Romana Büchel et Philippa Mund sont responsables du travail sur le genre chez Action de Carême.
D’abord quelques faits : Ces dernières années, la faim et la pauvreté ont de nouveau gagné du terrain dans les pays du Sud. Or, 60 % des personnes touchées par la faim sont des femmes, en particulier dans les zones rurales, où elles assurent pourtant près de 70 % de la production alimentaire. « Et pourtant, ce sont elles qui souffrent le plus de la faim. Car ce sont souvent les dernières à se servir : d’abord les hommes et les garçons, puis les filles – les femmes mangent ce qu’il reste, bien souvent les aliments les moins nutritifs », explique Romana Büchel. « C’est dramatique, car les femmes ont besoin de beaucoup d’énergie pour le travail éprouvant aux champs et à la maison – et encore davantage pendant la grossesse et l’allaitement. »
De nombreux pays sont en outre confrontés à l’instabilité politique, aux crises économiques et aux changements climatiques – des facteurs qui touchent souvent les femmes en premier. À cela s’ajoute le fait que les titres fonciers nécessaires à la production agricole sont le plus souvent enregistrés au nom des hommes. Si ces derniers décèdent ou émigrent pour subvenir aux besoins de leurs proches, les femmes se retrouvent sans droits sur la terre. « Souvent, on leur retire alors l’accès à ces terres », précise Philippa Mund. « Si les femmes du monde entier avaient le même accès à la terre que les hommes, la production agricole pourrait être considérablement augmentée. Le fait qu’elles ne sachent souvent ni lire ni écrire complique encore davantage leur situation juridique. »
Pas de justice de genre, pas de droit à l’alimentation
Les statistiques sont claires : dans les régions où l’égalité entre femmes et hommes est plus avancée, la situation alimentaire est nettement meilleure. « Si une organisation de développement ne s’engage pas sérieusement sur la question du genre, elle ne peut pas prétendre agir de manière crédible pour le droit à l’alimentation », souligne Philippa Mund. Action de Carême est engagée dans cette démarche depuis de nombreuses années. « Cela dit, le travail de terrain est mené localement, par nos coordinations et nos organisations partenaires. De notre côté, nous veillons à accorder à cette thématique l’attention qu’elle mérite et encourageons le dialogue pour questionner et transformer les rapports de pouvoir. »

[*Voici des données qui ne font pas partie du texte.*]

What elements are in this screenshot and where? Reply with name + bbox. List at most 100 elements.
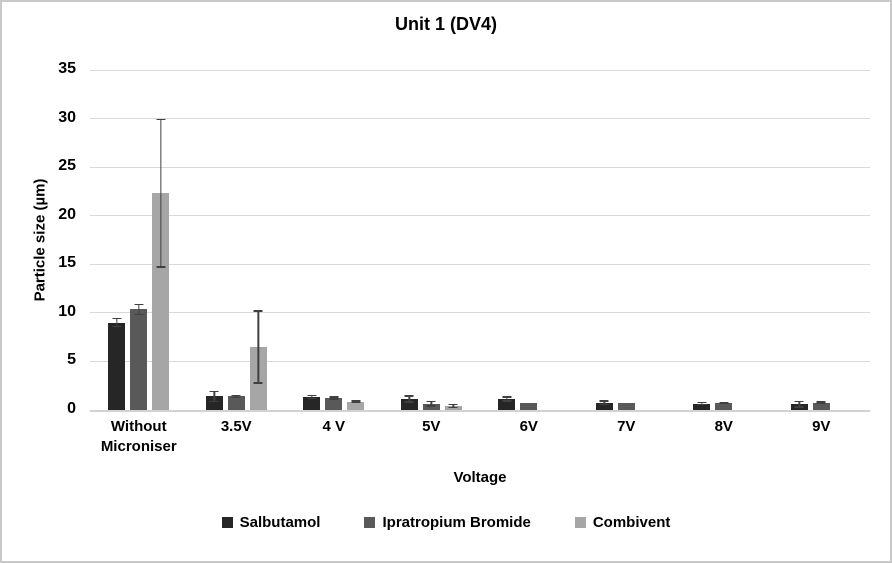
- plot-area: [90, 69, 870, 412]
- x-tick-label-9v: 9V: [812, 418, 831, 435]
- bar-slot-combivent: [542, 70, 559, 410]
- bar-slot-combivent: [152, 70, 170, 410]
- bar-group-8v: [675, 70, 773, 410]
- error-bar-cap-bottom: [502, 400, 512, 402]
- legend-item-salbutamol: Salbutamol: [221, 514, 321, 531]
- error-bar-cap-bottom: [156, 266, 166, 268]
- gridline-y-30: [90, 118, 870, 120]
- error-bar-cap-bottom: [794, 406, 804, 408]
- error-bar-cap-top: [794, 400, 804, 403]
- error-bar-cap-bottom: [697, 403, 707, 406]
- error-bar-line: [333, 396, 335, 399]
- error-bar-line: [408, 395, 410, 402]
- x-axis-labels: Without Microniser 3.5V 4 V 5V 6V 7V 8V 9V: [90, 417, 870, 456]
- error-bar-line: [355, 400, 357, 403]
- x-tick-label-5v: 5V: [422, 418, 441, 435]
- error-bar-cap-top: [719, 401, 729, 404]
- bar-groups: [90, 70, 870, 410]
- y-tick-label-15: 15: [58, 254, 76, 272]
- bar-ipratropium-bromide: [715, 403, 733, 410]
- bar-slot-salbutamol: [303, 70, 321, 410]
- error-bar-cap-top: [156, 118, 166, 121]
- error-bar-line: [257, 310, 259, 383]
- y-tick-label-5: 5: [67, 351, 76, 369]
- bar-ipratropium-bromide: [130, 309, 148, 410]
- bar-ipratropium-bromide: [227, 396, 245, 410]
- bar-slot-combivent: [640, 70, 657, 410]
- bar-group-5v: [383, 70, 481, 410]
- error-bar-cap-bottom: [134, 313, 144, 316]
- x-tick-label-without-microniser: Without Microniser: [100, 418, 177, 455]
- x-tick-label-7v: 7V: [617, 418, 636, 435]
- error-bar-line: [311, 395, 313, 399]
- bar-slot-ipratropium-bromide: [227, 70, 245, 410]
- error-bar-cap-top: [351, 400, 361, 402]
- error-bar-cap-top: [404, 395, 414, 397]
- error-bar-line: [213, 391, 215, 402]
- error-bar-line: [116, 318, 118, 327]
- bar-group-4-v: [285, 70, 383, 410]
- error-bar-line: [452, 404, 454, 408]
- y-tick-label-30: 30: [58, 108, 76, 126]
- bar-slot-ipratropium-bromide: [812, 70, 830, 410]
- bar-combivent: [152, 193, 170, 410]
- bar-slot-ipratropium-bromide: [130, 70, 148, 410]
- error-bar-line: [701, 402, 703, 405]
- bar-slot-combivent: [347, 70, 365, 410]
- error-bar-cap-bottom: [209, 400, 219, 403]
- error-bar-cap-bottom: [404, 401, 414, 403]
- error-bar-cap-top: [253, 310, 263, 312]
- bar-slot-ipratropium-bromide: [715, 70, 733, 410]
- legend-item-ipratropium-bromide: Ipratropium Bromide: [364, 514, 531, 531]
- error-bar-cap-top: [448, 403, 458, 406]
- bar-slot-salbutamol: [595, 70, 613, 410]
- gridline-y-5: [90, 360, 870, 362]
- legend-marker-icon: [364, 517, 376, 528]
- legend-label: Ipratropium Bromide: [382, 514, 531, 531]
- error-bar-cap-bottom: [351, 401, 361, 404]
- bar-ipratropium-bromide: [617, 403, 635, 410]
- error-bar-cap-top: [112, 317, 122, 320]
- bar-slot-salbutamol: [790, 70, 808, 410]
- error-bar-cap-bottom: [448, 406, 458, 409]
- legend-label: Combivent: [592, 514, 671, 531]
- error-bar-cap-bottom: [426, 405, 436, 407]
- gridline-y-10: [90, 312, 870, 314]
- x-axis-title: Voltage: [453, 469, 507, 486]
- error-bar-cap-top: [697, 401, 707, 404]
- y-tick-label-0: 0: [67, 400, 76, 417]
- y-tick-label-35: 35: [58, 60, 76, 77]
- error-bar-line: [430, 401, 432, 407]
- bar-slot-combivent: [835, 70, 852, 410]
- bar-salbutamol: [595, 402, 613, 410]
- x-tick-label-8v: 8V: [714, 418, 733, 435]
- bar-slot-ipratropium-bromide: [325, 70, 343, 410]
- bar-salbutamol: [205, 396, 223, 410]
- bar-group-7v: [578, 70, 676, 410]
- bar-ipratropium-bromide: [520, 403, 538, 410]
- bar-salbutamol: [400, 398, 418, 410]
- error-bar-cap-top: [599, 400, 609, 402]
- legend-label: Salbutamol: [239, 514, 321, 531]
- error-bar-line: [160, 119, 162, 268]
- gridline-y-25: [90, 166, 870, 168]
- bar-slot-salbutamol: [400, 70, 418, 410]
- y-tick-label-25: 25: [58, 157, 76, 175]
- error-bar-cap-bottom: [329, 398, 339, 400]
- gridline-y-20: [90, 215, 870, 217]
- bar-slot-salbutamol: [498, 70, 516, 410]
- error-bar-line: [138, 304, 140, 315]
- bar-salbutamol: [498, 398, 516, 410]
- error-bar-cap-bottom: [816, 402, 826, 404]
- bar-group-6v: [480, 70, 578, 410]
- x-tick-label-3-5v: 3.5V: [220, 418, 252, 435]
- legend-marker-icon: [574, 517, 586, 528]
- y-tick-label-20: 20: [58, 205, 76, 223]
- error-bar-cap-bottom: [253, 382, 263, 384]
- x-tick-label-6v: 6V: [519, 418, 538, 435]
- gridline-y-35: [90, 69, 870, 71]
- legend-marker-icon: [221, 517, 233, 528]
- bar-salbutamol: [693, 403, 711, 410]
- error-bar-cap-top: [426, 400, 436, 403]
- bar-slot-ipratropium-bromide: [520, 70, 538, 410]
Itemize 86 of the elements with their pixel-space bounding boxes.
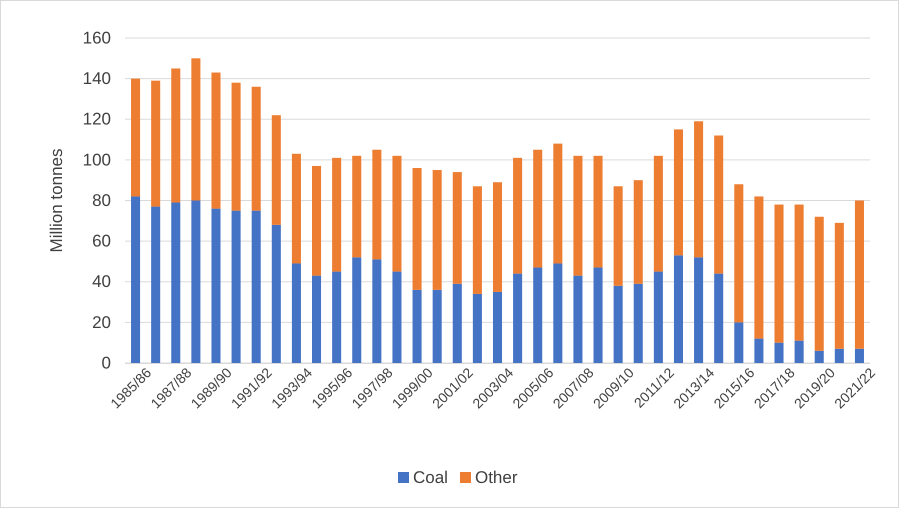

Il est également nécessaire que chaque programme national élabore une stratégie adaptée à son contexte spécifique et aux compétences locales. Le documentaire de 22 minutes illustre de manière saisissante à quel point ces stratégies peuvent différer d’un pays à l’autre. « Nous accompagnons ce processus depuis la Suisse du mieux que nous pouvons, nous encourageons les expérimentations et nous soulignons aussi que ces transformations sociales sont complexes, qu’elles prennent du temps et qu’elles peuvent comporter des erreurs », ajoute Philippa Mund. « Mais ce qui compte, c’est de faire le chemin ensemble. »
Les hommes aussi en bénéficient
Romana Büchel souligne que ce travail bénéficie aussi bien aux femmes qu’aux hommes. « Les hommes souffrent également des rôles traditionnels, qui les empêchent d’exprimer leurs émotions ou leur vulnérabilité. Dans certains pays, nous travaillons de manière ciblée avec des groupes d’hommes qui remettent en question leur rôle de genre. L’objectif final est de renforcer les droits humains et la dignité de chacun·e. »
Ce travail s’effectue toutefois de manière indirecte. « À travers notre engagement général pour le droit à l’alimentation, nous renforçons volontairement la position des femmes. Et à mesure qu’elles gagnent en confiance, les questions liées au genre émergent d’elles-mêmes ; on peut très bien l’observer dans les groupes de solidarité au Sénégal ou les projets d’apiculture au Laos. »

Le film montre clairement à quel point l’égalité entre les sexes peut varier d’un contexte à l’autre.
Trois pays, trois approches différentes
Le choix du Guatemala, du Burkina Faso et des Philippines s’explique par la volonté de ces programmes nationaux de documenter les avancées déjà réalisées dans ce domaine. Dans chacun des trois pays, un film plus long a été produit en complément, destiné à un usage local. « Nous aurions tout aussi bien pu choisir d’autres pays, car tous les programmes ont des expériences précieuses à partager », affirme Romana Büchel.
Mais ces trois pays illustrent de manière exemplaire la diversité des approches. « Et aussi les différences de niveaux d’avancement. Aux Philippines, on aborde déjà les questions liées aux identités de genre multiples, tandis qu’au Burkina Faso, un homme témoigne, après un atelier, avoir compris qu’une femme n’a pas moins de valeur qu’un homme. Il est essentiel que toutes ces réalités puissent coexister. D’autant que la Suisse elle-même est loin d’être exemplaire en matière d’égalité entre les genres, et des progrès restent nécessaires ici aussi. »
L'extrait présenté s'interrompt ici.